The past few years have been busy ones for Joint Commission. In addition to yet another name change (they have scrapped “the” from their appellation, and are now known only as Joint Commission), the organization has revised their survey process to better align with CMS mandates including the removal of the “blackout date” process, stricter notification practices for healthcare organizations when surveyors present for unannounced surveys, and streamlining of the SAFER matrix (the “report card” that healthcare organizations receive from surveyors that lists necessary corrective actions needed to remain in compliance). If that weren’t enough, even more significant changes are in store for 2026.
January 2026 marks the inauguration of Accreditation 360: a series of significant changes designed to improve the survey process for both healthcare facilities and for Joint Commission surveyors. Some of the changes include consolidation of 2 chapters (Life Safety and Environment of Care) into one chapter called “Physical Environment.” The organization is also retooling the current National Patient Safety Goals chapter (originally designed to supplement the CMS Conditions of Participation and target high-risk practices like medication labeling and care for patients at risk for suicide) into a new chapter called “National Performance Goals.” While many of the current goals will remain in place under this new format, the National Performance Goals chapter will have more emphasis on leadership accountability and sustainability.

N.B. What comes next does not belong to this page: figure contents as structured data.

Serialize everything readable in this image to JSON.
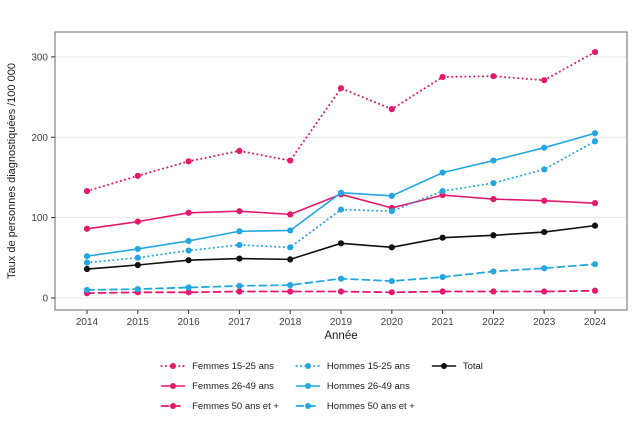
{
  "chart_data": {
    "type": "line",
    "title": "",
    "xlabel": "Année",
    "ylabel": "Taux de personnes diagnostiquées /100 000",
    "x": [
      2014,
      2015,
      2016,
      2017,
      2018,
      2019,
      2020,
      2021,
      2022,
      2023,
      2024
    ],
    "xlim": [
      2013.37,
      2024.63
    ],
    "ylim": [
      -15,
      331
    ],
    "yticks": [
      0,
      100,
      200,
      300
    ],
    "grid": true,
    "legend_position": "bottom",
    "series": [
      {
        "name": "Femmes 15-25 ans",
        "color": "#e4186c",
        "style": "dotted",
        "values": [
          133,
          152,
          170,
          183,
          171,
          261,
          235,
          275,
          276,
          271,
          306
        ]
      },
      {
        "name": "Femmes 26-49 ans",
        "color": "#e4186c",
        "style": "solid",
        "values": [
          86,
          95,
          106,
          108,
          104,
          129,
          112,
          128,
          123,
          121,
          118
        ]
      },
      {
        "name": "Femmes 50 ans et +",
        "color": "#e4186c",
        "style": "dashed",
        "values": [
          6,
          7,
          7,
          8,
          8,
          8,
          7,
          8,
          8,
          8,
          9
        ]
      },
      {
        "name": "Hommes 15-25 ans",
        "color": "#24a7df",
        "style": "dotted",
        "values": [
          44,
          50,
          59,
          66,
          63,
          110,
          108,
          133,
          143,
          160,
          195
        ]
      },
      {
        "name": "Hommes 26-49 ans",
        "color": "#24a7df",
        "style": "solid",
        "values": [
          52,
          61,
          71,
          83,
          84,
          131,
          127,
          156,
          171,
          187,
          205
        ]
      },
      {
        "name": "Hommes 50 ans et +",
        "color": "#24a7df",
        "style": "dashed",
        "values": [
          10,
          11,
          13,
          15,
          16,
          24,
          21,
          26,
          33,
          37,
          42
        ]
      },
      {
        "name": "Total",
        "color": "#111111",
        "style": "solid",
        "values": [
          36,
          41,
          47,
          49,
          48,
          68,
          63,
          75,
          78,
          82,
          90
        ]
      }
    ],
    "legend_columns": [
      [
        0,
        1,
        2
      ],
      [
        3,
        4,
        5
      ],
      [
        6
      ]
    ]
  },
  "colors": {
    "femmes": "#e4186c",
    "hommes": "#24a7df",
    "total": "#111111",
    "gridline": "#e7e7e7",
    "panel_border": "#828282",
    "tick": "#333333",
    "tick_label": "#404040",
    "background": "#ffffff"
  }
}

While these revisions primarily impact acute care and critical access hospitals, the stated intent of Joint Commission leadership is to eventually implement a similar model for other accreditation and certification programs. However, during a recent webinar a consultant reiterated the key takeaway from a Joint Commission leader who was asked about the Accreditation 360 process at a recent conference: “fundamentally, the survey process is not changing.”
This is understandably taken as whiplash by hospital regulatory leaders who are anxious about what these changes mean on a practical and logistical level. Indeed, many of the revisions taking place with respect to Joint Commission standards do not change the nature of what surveyors are looking for. For example, 2 current standards that concern utility systems for “critical” areas (e.g. rooms where sterile procedures are performed) and “non-critical” areas (e.g. standard patient rooms) will be combined into 1 standard that assesses whether utility systems are working as intended.
What contributes to anxiety, however, is whether or not this type of consolidation will make it easier for hospitals to receive “condition-level” findings (i.e. findings that impact the CMS Conditions of Participation) which are more serious and require more effort from healthcare facilities to correct. Additionally, these condition-level findings also involve a 45-day follow-up survey from local agencies, which only increases the stress regulatory leaders face to get back into compliance.
Ultimately, it will not be entirely clear- either to healthcare facilities or Joint Commission surveyors themselves- how these changes will work in action. With huge impacts to federal funding and administrative oversight in Washington D.C. looming over every corner of healthcare, morale is not exactly high. One regulatory leader I spoke to summarized this unease when discussing Accreditation 360: “it’s a fitting name, because we will likely go full circle on this and be back to where we started in no time.”